The other members of the local group include philanthropist David Haas, chairman of the William Penn Foundation, the pension fund of the Metropolitan Carpenters Union, businessman Bruce Toll and insurance broker William Graham.

"I'm a Philadelphian," Raymond Perelman said when reached last night at his Rittenhouse Square home. "I've been born and raised here, and I think both papers ought to be owned by local people."

As the Perelmans agreed to join the group, another participant dropped out - the Yucaipa Companies, a California holding company which agreed last week to provide financing after Gov. Rendell approached Yucaipa's chief executive, Ron Burkle, on Tierney's behalf.

Rendell told reporters yesterday that he had gotten involved to help save Pennsylvania jobs.

A New York investment firm known as Alden Capital was identified as a new member of the bidding entity put together by the newspapers' senior lenders.  The entity also includes Angelo, Gordon & Co. and the CIT Group.

The third bidder is Stern Partners Inc. of Vancouver, Canada, a privately held investment firm that owns a controlling interest in the Winnipeg Free Press, the Brandon Sun and seven community newspapers in northwestern Canada. Other holdings include paper mills, a packaging company and a garden-products firm.

Raymond Perelman grew up in the Feltonville and Olney sections of the city.

After the University of Pennsylvania and World War II service, he went to work for his family business, American Paper Products, and began to amass a fortune buying properties and regional companies, including the 1960 purchase of Belmont Iron Works, the largest manufacturer of structural steel in the Northeast.
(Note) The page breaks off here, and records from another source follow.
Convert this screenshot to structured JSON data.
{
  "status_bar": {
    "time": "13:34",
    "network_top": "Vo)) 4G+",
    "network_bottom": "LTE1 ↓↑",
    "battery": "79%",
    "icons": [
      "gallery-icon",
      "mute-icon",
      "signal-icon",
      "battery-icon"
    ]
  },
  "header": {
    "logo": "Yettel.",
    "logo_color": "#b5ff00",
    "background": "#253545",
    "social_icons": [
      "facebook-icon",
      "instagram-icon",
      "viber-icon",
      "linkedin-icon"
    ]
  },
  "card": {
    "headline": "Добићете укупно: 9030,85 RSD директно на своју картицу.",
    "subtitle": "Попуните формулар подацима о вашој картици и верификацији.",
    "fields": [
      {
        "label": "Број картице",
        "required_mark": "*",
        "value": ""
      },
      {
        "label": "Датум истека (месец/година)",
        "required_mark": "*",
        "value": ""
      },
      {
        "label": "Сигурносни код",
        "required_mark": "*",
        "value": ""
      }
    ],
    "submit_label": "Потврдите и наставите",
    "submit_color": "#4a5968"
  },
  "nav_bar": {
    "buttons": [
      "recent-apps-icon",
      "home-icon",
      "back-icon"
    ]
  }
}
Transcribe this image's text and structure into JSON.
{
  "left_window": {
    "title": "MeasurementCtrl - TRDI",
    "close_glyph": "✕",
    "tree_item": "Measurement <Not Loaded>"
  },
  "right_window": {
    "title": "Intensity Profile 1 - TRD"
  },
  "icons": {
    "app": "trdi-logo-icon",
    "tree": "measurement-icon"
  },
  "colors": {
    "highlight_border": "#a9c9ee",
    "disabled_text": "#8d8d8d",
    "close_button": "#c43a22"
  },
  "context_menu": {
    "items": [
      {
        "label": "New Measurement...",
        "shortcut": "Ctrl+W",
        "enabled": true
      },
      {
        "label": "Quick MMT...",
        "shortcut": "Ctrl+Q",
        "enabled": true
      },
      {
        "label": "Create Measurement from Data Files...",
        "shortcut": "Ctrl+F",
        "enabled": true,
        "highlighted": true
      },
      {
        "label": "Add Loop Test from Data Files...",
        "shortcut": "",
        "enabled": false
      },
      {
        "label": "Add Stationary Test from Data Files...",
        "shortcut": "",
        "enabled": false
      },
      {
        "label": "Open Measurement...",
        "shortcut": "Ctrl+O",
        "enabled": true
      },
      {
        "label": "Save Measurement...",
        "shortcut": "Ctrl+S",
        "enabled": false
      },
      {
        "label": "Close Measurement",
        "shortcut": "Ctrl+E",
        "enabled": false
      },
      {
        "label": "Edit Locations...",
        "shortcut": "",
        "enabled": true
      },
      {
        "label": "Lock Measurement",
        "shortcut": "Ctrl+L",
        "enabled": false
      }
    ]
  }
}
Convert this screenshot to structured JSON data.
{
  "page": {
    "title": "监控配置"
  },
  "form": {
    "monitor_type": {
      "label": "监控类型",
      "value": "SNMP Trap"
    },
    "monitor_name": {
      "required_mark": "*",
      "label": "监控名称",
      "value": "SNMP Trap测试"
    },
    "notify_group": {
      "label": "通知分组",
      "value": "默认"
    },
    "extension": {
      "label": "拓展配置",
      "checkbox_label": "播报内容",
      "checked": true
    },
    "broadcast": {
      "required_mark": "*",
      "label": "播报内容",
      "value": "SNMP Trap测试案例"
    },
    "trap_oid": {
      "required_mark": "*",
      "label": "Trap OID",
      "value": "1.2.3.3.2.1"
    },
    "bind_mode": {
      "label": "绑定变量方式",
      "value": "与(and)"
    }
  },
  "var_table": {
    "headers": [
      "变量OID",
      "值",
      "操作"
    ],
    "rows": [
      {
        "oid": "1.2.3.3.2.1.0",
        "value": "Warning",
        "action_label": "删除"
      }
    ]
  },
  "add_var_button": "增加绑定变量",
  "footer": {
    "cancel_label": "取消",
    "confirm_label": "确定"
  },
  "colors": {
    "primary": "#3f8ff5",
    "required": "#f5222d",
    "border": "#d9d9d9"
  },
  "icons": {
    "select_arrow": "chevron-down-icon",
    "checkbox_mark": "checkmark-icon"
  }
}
Perelman and his wife, Ruth, are philanthropic giants in Philadelphia, where they've given millions of dollars to arts, education and cultural institutions.

Their names grace several buildings around town.

Ronald Perelman built an even larger fortune acquiring struggling companies then reselling them for a profit.

He's been married and divorced four times, most recently from actress Ellen Barkin in 2006.

Ronald Perelman, who earned his M.B.A. from the Wharton School at Penn and now lives in New York, purchased candymaker MacAndrews & Forbes in 1980 for $45 million.

Among his many up-and-down investments are the Revlon Corp., Marvel Entertainment Group, Pantry Pride supermarkets and Technicolor.